Apparently, all it takes for President-elect Donald Trump to get over being called a "con man," " a fake," and "a phony" is a public expression of regret — something Mitt Romney, the author of a book called No Apology, was unwilling to provide.
Several people close to Trump and Romney spoke with CNN, recounting how Romney almost became Trump's secretary of state nominee. Following the election, Romney called to offer his congratulations, and Trump brought up the idea of him being part of his Cabinet. As their conversations continued, Trump reportedly was "pleasantly surprised" with how well the two got along. Top Trump advisers Kellyanne Conway and Steve Bannon were vocal in their belief that Romney's previous comments were unforgivable, but incoming chief of staff Reince Priebus and Vice President-elect Mike Pence suggested a public apology from Romney would smooth things over.

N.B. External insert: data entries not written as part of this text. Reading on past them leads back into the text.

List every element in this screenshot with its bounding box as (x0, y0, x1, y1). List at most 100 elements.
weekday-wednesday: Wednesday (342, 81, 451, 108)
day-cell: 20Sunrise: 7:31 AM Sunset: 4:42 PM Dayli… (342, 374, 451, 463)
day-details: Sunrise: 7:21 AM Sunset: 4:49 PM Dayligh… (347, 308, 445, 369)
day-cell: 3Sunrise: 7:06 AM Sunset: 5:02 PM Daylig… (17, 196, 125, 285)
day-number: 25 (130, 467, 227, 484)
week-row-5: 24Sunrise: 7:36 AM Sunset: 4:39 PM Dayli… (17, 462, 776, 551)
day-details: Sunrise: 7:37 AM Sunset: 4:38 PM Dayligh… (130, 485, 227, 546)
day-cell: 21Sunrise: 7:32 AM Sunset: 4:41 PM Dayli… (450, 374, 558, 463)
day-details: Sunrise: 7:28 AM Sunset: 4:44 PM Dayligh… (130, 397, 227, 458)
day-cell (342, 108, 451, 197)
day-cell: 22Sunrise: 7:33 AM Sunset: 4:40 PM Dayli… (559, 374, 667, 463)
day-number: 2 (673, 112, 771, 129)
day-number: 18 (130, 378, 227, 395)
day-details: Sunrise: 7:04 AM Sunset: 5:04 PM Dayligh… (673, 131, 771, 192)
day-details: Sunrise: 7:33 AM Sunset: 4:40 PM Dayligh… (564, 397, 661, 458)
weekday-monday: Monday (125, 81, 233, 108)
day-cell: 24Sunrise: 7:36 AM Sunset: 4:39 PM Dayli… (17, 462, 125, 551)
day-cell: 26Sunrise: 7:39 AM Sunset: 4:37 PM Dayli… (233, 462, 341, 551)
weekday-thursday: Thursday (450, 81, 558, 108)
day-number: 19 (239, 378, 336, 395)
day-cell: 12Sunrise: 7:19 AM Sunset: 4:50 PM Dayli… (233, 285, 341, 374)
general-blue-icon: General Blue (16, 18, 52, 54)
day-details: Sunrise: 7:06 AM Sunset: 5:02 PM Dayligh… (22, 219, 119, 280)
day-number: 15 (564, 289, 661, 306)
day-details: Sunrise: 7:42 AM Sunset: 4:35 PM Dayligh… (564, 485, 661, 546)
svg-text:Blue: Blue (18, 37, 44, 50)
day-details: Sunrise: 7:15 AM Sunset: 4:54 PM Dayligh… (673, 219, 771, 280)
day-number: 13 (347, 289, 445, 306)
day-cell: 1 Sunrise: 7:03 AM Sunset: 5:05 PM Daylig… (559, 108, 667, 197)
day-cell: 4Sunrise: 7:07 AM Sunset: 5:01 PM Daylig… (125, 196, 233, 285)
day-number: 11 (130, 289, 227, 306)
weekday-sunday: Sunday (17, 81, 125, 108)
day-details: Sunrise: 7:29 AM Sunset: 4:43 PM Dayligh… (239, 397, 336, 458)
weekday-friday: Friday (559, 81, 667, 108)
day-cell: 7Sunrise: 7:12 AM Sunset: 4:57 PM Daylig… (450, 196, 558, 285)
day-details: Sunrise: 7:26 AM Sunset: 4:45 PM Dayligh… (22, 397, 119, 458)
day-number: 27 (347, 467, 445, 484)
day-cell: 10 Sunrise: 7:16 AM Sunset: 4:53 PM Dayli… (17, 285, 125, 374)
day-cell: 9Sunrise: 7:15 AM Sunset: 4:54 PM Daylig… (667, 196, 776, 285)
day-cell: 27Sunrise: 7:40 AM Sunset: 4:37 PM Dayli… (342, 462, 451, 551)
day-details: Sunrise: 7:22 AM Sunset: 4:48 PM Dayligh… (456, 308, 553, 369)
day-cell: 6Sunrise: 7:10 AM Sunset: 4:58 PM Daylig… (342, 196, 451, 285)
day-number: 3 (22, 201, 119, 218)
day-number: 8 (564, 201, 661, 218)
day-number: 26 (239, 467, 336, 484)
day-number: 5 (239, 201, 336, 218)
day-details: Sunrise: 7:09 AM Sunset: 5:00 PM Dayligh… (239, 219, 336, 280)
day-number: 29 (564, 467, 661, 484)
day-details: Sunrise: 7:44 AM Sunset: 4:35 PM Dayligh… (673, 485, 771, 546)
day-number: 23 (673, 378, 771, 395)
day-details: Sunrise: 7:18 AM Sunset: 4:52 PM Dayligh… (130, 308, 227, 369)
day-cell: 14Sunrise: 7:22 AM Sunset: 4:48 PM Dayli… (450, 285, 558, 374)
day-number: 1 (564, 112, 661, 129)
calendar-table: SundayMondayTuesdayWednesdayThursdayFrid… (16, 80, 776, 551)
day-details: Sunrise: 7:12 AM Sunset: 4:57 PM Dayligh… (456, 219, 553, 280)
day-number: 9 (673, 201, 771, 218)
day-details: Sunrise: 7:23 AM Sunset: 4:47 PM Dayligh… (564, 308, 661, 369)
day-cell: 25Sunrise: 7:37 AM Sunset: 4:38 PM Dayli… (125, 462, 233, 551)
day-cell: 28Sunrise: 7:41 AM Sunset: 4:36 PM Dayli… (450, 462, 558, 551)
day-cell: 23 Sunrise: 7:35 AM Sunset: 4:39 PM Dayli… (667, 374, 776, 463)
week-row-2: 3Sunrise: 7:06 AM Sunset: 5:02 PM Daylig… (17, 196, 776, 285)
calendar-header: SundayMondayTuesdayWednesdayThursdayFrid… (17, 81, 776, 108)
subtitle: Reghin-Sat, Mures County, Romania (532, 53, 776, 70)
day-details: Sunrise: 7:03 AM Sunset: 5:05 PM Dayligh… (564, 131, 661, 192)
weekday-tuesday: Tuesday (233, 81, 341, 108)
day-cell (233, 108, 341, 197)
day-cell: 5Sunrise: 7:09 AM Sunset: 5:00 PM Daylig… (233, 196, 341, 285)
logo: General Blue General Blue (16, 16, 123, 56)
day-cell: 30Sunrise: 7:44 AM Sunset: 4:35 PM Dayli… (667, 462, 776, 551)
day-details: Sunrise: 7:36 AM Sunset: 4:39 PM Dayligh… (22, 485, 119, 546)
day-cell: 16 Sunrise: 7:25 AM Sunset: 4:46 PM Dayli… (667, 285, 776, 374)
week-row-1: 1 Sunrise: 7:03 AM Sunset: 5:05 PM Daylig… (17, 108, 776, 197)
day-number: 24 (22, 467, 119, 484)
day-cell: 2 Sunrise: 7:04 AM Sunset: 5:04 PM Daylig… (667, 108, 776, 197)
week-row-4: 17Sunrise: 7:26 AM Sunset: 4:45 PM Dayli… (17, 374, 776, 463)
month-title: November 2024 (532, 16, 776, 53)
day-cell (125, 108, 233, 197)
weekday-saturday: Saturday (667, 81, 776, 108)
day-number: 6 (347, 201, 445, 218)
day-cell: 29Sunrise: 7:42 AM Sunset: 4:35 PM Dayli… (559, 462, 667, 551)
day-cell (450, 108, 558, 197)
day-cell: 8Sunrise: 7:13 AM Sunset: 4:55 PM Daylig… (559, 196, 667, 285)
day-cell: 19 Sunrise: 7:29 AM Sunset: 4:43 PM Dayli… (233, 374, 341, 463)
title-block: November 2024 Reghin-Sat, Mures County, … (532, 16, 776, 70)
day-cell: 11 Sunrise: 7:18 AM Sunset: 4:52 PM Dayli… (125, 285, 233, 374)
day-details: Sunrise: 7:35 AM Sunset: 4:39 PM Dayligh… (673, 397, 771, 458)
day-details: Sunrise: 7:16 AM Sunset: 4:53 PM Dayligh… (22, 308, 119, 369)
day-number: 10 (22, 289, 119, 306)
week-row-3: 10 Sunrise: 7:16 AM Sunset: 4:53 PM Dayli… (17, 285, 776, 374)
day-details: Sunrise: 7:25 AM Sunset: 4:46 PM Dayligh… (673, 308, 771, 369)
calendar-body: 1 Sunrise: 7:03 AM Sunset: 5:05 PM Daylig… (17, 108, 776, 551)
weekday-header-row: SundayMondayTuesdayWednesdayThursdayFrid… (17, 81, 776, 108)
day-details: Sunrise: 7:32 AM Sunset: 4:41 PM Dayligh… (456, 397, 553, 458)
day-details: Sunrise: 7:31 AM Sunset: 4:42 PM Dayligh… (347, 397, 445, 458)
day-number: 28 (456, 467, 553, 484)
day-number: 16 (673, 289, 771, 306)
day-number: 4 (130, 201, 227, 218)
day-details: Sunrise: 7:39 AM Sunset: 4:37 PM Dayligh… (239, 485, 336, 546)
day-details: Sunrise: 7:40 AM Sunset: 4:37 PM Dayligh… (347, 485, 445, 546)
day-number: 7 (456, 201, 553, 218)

Trump asked Romney to say, in front of the world, that he was "wrong" about Trump, CNN reports. Romney offered him praise for how he was currently conducting himself, but would not take back his past harsh statements. The two also didn't see eye to eye on Russia; Romney argued that Russian President Vladimir Putin can't be trusted or negotiated with, but believed he could balance Trump's foreign policy. Some observers believe Trump was trying to embarrass Romney, but he "never felt he was being played," a friend told CNN. Trump ultimately went with ExxonMobil CEO Rex Tillerson as his choice for secretary of state, but former Romney adviser Dan Senor told CNN that Romney doesn't regret putting himself out there. "Romney was prepared to subject himself to this process because of the country he loves and that he wants to serve," he added. "It's really that simple."